Fig. 77.—A Korean servant (after Hough).

It seems certain, as in the original carving the woman is shown with a burden on her head and in the act of driving a calf before her, that she is a representative of the peasant class. In the Korea at the present day, women of the lower orders, although they adopt a jacket which covers their arms and shoulders, wear so short an one that as there is no garment beneath it leaves their breasts quite bare. (See Figure [77].) Such an arrangement would obviously facilitate the nursing of children, and this fact has been advanced as the reason for its adoption. Still it may be merely a fashion such as some women, at the other end of the social scale, once adopted in our non-tropical country. In the time of James I of England, the noble ladies, while they wore an exaggerated ruff round their necks, nevertheless had their dresses cut away from just below it almost to their waists.

Fig. 78.—A short kilt.

The short kilt now worn in Scotland represents the lower part of the belted plaid, and is in fact a petticoat and specially interesting, seeing that it is a survival of this type as a man’s garment. Of the origin of the sporran which is worn in front of the kilt, little seems to be known, and though it recalls to mind the time when men were clothed in skins, it forms a pouch as well as an ornament, and possibly also may have been useful as a protection. (See Figure [78].)

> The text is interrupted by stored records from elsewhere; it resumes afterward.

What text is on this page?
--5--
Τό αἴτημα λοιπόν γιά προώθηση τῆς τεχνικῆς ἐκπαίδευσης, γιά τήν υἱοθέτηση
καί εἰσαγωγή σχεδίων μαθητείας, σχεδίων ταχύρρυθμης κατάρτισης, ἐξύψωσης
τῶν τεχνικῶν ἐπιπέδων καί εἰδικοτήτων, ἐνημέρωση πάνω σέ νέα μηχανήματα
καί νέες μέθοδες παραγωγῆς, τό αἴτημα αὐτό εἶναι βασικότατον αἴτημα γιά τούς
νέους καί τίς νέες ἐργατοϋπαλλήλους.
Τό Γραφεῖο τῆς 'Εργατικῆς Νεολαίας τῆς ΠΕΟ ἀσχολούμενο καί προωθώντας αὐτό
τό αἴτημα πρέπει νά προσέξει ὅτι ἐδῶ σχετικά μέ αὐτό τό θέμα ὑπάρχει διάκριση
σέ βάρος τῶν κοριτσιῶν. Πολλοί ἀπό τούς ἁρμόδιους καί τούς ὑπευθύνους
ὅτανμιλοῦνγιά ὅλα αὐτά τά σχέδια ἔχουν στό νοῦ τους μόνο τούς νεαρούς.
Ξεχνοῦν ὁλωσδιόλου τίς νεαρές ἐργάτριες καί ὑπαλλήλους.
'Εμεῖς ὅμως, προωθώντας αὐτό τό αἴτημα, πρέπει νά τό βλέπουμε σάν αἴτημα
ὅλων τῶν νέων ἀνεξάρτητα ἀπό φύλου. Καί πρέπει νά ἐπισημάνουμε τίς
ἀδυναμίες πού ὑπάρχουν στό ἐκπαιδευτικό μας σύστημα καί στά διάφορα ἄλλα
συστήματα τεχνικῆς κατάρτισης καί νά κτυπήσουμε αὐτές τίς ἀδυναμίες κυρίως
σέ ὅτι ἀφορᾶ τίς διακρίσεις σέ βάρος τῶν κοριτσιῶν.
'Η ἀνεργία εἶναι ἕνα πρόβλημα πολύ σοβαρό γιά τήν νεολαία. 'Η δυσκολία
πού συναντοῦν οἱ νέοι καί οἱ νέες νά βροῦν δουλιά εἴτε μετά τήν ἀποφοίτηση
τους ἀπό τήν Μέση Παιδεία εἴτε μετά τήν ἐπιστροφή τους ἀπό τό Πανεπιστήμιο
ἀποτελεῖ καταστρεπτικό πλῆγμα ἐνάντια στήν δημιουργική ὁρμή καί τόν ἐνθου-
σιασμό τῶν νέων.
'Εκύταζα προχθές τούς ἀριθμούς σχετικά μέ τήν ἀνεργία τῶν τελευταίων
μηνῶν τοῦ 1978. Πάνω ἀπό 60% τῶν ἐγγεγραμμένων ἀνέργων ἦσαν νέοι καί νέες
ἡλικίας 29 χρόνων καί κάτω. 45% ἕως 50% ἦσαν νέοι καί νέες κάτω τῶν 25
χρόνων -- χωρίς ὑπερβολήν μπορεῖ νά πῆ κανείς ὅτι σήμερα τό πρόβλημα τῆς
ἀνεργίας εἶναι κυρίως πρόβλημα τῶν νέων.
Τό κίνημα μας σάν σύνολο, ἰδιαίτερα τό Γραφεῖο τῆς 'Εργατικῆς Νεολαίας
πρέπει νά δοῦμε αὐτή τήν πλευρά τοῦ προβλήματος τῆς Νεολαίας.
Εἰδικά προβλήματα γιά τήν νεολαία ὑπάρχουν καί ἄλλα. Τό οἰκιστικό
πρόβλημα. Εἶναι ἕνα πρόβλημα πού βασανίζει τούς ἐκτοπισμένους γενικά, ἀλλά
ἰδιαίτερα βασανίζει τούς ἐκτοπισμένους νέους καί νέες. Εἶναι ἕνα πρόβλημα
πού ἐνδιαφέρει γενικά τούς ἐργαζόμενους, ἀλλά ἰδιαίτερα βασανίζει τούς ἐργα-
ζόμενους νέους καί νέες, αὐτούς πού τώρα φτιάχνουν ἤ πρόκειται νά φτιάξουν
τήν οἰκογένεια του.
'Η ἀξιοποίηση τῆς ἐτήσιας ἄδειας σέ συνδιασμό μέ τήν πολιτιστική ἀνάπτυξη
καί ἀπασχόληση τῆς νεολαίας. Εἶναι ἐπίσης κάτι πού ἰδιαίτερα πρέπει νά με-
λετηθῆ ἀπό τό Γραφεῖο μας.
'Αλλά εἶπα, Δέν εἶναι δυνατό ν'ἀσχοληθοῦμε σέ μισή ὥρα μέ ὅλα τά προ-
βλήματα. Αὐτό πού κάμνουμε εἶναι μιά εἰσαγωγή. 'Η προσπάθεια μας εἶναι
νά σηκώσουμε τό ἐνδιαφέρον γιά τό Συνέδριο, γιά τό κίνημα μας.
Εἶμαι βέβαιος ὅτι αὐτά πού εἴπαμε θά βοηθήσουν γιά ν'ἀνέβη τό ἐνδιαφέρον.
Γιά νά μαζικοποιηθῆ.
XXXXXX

Having once derived the petticoat, however, from the ancestral shawl, it is a very simple matter to proceed and evolve a pair of trousers. As a matter of fact, the Eastern women, when they fasten their petticoats between their ankles for convenience in walking, demonstrate the first stage in the production of bifurcated garments.

A single row of stitches will give rise to a kind of divided skirt, while two seams and a single cut made between, and parallel, to them, will produce a pair of trousers.